What ONyc is designed to do

ONyc is a fiat-backed stablecoin, currently ranked 226th by market capitalization among the assets we track. Unlike volatile crypto assets, ONyc targets a fixed value backed by off-chain reserves. Holders use it to park value, settle trades, and move money — its entire value proposition is that it does not move.

ONyc (ONYC) is a cryptocurrency designed to facilitate secure and efficient peer-to-peer transactions while promoting the concept of tokenization in various asset classes. It aims to create a decentralized ecosystem that enhances digital ownership and commerce.
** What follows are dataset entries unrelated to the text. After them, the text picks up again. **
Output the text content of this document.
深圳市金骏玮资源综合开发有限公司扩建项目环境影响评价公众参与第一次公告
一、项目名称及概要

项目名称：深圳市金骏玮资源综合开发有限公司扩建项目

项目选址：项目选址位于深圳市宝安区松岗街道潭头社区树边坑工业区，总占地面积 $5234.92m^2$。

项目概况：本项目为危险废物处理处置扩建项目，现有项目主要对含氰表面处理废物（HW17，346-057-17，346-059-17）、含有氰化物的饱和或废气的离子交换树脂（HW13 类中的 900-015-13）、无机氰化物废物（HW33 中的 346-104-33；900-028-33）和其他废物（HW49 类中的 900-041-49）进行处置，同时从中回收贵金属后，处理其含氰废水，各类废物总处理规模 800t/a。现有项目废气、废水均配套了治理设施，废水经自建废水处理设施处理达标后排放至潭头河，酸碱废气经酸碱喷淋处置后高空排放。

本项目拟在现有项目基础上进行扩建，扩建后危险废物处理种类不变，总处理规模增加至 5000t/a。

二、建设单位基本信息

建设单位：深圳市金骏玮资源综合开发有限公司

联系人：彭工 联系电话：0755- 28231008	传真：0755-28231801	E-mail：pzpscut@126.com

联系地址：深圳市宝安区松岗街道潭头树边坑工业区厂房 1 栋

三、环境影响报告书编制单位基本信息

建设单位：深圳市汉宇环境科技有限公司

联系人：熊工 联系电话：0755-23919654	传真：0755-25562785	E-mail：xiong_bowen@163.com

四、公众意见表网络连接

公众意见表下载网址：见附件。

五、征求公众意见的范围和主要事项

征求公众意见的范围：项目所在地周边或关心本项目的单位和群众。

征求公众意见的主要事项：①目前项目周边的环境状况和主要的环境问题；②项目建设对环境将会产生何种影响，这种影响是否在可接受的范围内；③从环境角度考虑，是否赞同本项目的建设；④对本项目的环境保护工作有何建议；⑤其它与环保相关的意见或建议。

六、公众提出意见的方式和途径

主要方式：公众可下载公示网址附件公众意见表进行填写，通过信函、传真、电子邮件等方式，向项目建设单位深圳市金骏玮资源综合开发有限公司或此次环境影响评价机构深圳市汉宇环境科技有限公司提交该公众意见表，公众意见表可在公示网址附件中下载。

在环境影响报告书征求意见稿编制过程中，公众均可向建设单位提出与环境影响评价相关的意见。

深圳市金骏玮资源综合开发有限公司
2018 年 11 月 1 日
How the peg is meant to hold

Pegs are defended by market makers who profit from closing any gap to par. The strength of that defense comes down to whether the backing assets are liquid and the issuer is solvent.

Background & fundamentals

The project publishes a whitepaper documenting its original design, which is worth reading before sizing any position in ONYC. In sector terms it is most often filed under Solana (SOL) Token and Stablecoin.

Where ONyc sits in the market

With ONYC near $1.12, ONyc carries a market capitalization of $111.78M. Around $705.00K changes hands across exchanges in a typical 24-hour window. That is a turnover of about 0.63% of the float — on the quieter side, which can mean thinner liquidity for large orders.

Almost the entire ONYC supply is already in circulation (~100.0% of the 100M cap), so future dilution is effectively off the table. At the current $1.12, ONYC sits essentially at its record high — the riskier end of the range for fresh entries.

What the price history shows

The tape currently reads 24-hour +0.03%, 7-day +0.18%.

Volatility profile

Recent action puts ONyc in the Low-volatility band — it has been relatively stable, with moves typical of large-cap, mature assets.

How to evaluate a stablecoin like ONyc

For an asset of this type, three lenses matter most:

  • Reserve quality — what backs ONYC — cash and short Treasuries are safer than commercial paper or crypto collateral — and who attests to it.
  • Redemption access — whether holders can actually redeem at par, and how quickly, under stress.
  • Regulatory standing — the issuer's jurisdiction and licensing, which increasingly determines which stablecoins survive at scale.

This page pulls live market data, on-chain stats where available, exchange-by-exchange volume, and our forecast model into one view so you can work through those questions in a single place. None of it is investment advice — it is a structured starting point for your own research.